FramePack LoRA Experiment

Community Article Published April 19, 2025

Update: On further testing, I've come to realise retraining may not be necessary. Maybe for some lora's, but for others, as long as there is motion in them (as in video), they seem to do alright.

I've been experimenting with LoRA support for FramePack. Since it is based on Hunyuan Video, with a finetuned transformer (and some model changes), I decided to naively just replace the regular transformer and see what happened during training (I use finetrainers). The TL;DR is: Training occurs, the model improves.

That said, it's not perfect. Either it requires longer training, or the difference in the transformer needs a more adjusted training script. But hopefully this will inspire others to experiment more.

As test subject, I used one of my more niche lora's 1970s Martial Arts Movies, because it has a certain style and a couple of unique camera movements. (I could have just chosen one camera movement and no style and saved time :shrug)

I took the first image from one of the t2v generations for my hunyuan video LoRA. This becomes the base line:

The fast pan to the right is what I wanted to reproduce.

Prompt: "a man in a traditional chinese martial arts suit. then the camera pans right to show another man in a grey martial arts suit."

Here is unmodified FramePack:

It picks up some things from the prompt, but rotates instead of pans. It seems it doesn't know the concept I want to teach it (good). (It did pan in some of the test generations, but slowly.)

And this is the lora at 600 steps, roughly 2.5h of training on my 3090, a mix of images and video clips.

Quality wise, not at all as good as the base line, but it's on the other hand much longer, sub par trained, and possibly undertrained.

The observant will notice that it's not the default resolution in the framepack demo. I chose the one "native" to the original t2v generation, since I've noticed deviation from the trained resolutions lower quality. So this could also be the case for the "no lora" generation. That the result is affected by not choosing the resolutions preferred by FramePack.
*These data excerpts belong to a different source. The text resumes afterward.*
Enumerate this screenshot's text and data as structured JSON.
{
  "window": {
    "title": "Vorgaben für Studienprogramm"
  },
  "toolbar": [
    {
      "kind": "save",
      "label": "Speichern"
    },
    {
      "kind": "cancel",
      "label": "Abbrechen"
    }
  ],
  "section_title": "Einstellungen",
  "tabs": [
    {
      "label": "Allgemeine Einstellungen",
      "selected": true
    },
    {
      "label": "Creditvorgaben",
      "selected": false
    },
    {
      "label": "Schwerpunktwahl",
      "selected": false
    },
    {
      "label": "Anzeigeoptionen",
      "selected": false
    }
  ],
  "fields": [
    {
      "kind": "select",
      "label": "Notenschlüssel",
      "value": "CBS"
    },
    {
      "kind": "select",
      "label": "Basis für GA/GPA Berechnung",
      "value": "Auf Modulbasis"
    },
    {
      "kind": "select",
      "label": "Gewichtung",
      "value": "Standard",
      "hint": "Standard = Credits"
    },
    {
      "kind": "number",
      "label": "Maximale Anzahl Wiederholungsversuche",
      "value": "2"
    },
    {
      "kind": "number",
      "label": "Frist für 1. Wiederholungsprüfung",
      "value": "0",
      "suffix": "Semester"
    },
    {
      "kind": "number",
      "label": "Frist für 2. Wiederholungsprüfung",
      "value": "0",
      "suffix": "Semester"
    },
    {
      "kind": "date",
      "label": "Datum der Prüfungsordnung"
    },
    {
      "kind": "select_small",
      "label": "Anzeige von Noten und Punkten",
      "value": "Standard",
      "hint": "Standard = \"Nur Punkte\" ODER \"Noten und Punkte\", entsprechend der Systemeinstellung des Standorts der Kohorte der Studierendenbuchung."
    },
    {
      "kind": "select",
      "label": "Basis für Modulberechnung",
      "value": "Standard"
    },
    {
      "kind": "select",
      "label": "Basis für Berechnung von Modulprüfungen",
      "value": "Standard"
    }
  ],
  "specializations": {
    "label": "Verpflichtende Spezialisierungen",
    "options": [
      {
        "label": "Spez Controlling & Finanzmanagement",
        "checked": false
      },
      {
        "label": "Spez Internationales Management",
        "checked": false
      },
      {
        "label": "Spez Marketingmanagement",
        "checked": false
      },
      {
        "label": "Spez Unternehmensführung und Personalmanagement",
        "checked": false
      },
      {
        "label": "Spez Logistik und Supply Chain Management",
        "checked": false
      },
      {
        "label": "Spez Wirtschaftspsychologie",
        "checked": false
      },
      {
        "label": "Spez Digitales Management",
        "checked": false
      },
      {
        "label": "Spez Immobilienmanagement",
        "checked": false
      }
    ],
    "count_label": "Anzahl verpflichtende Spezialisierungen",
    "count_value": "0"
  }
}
I tried many generations of various starting images and prompts, and this was the one that best represented the lora. So yes, cherry-picked. But the point of this experiment is to prove that FramePack can be finetuned, and even now.

To inference, I use my own fork that has LoRA support hacked in:

https://github.com/neph1/FramePack

I use the default settings (except for resolution)

More examples

Here follows some more examples that are not as clearly distinguished.

Similar prompt to one above, but I think it was only "The camera pans to the right to reveal ... "

No lora:

Lora:

Hand movements that are prevalent in several of the training clips. Better style adherence.

No lora:

Nice movements, much better than my base line hunyuan lora. A bit.. Muay Thai? (I'm not an expert)

Lora:

Again, I'm not a martial arts expert, but I think it's more like my training clips. More fluid movements? Also better visual style adherence.

Replication

This is the way I trained it. You should be fine other trainers, like diffusers-pipe for example. Sorry if this is a complicated way, it's how I do it.

Training

Download hunyuan video models https://huggingface.co/hunyuanvideo-community/HunyuanVideo (I used the t2v model)

Download FramePack model: https://huggingface.co/lllyasviel/FramePackI2V_HY (this is only the transformer)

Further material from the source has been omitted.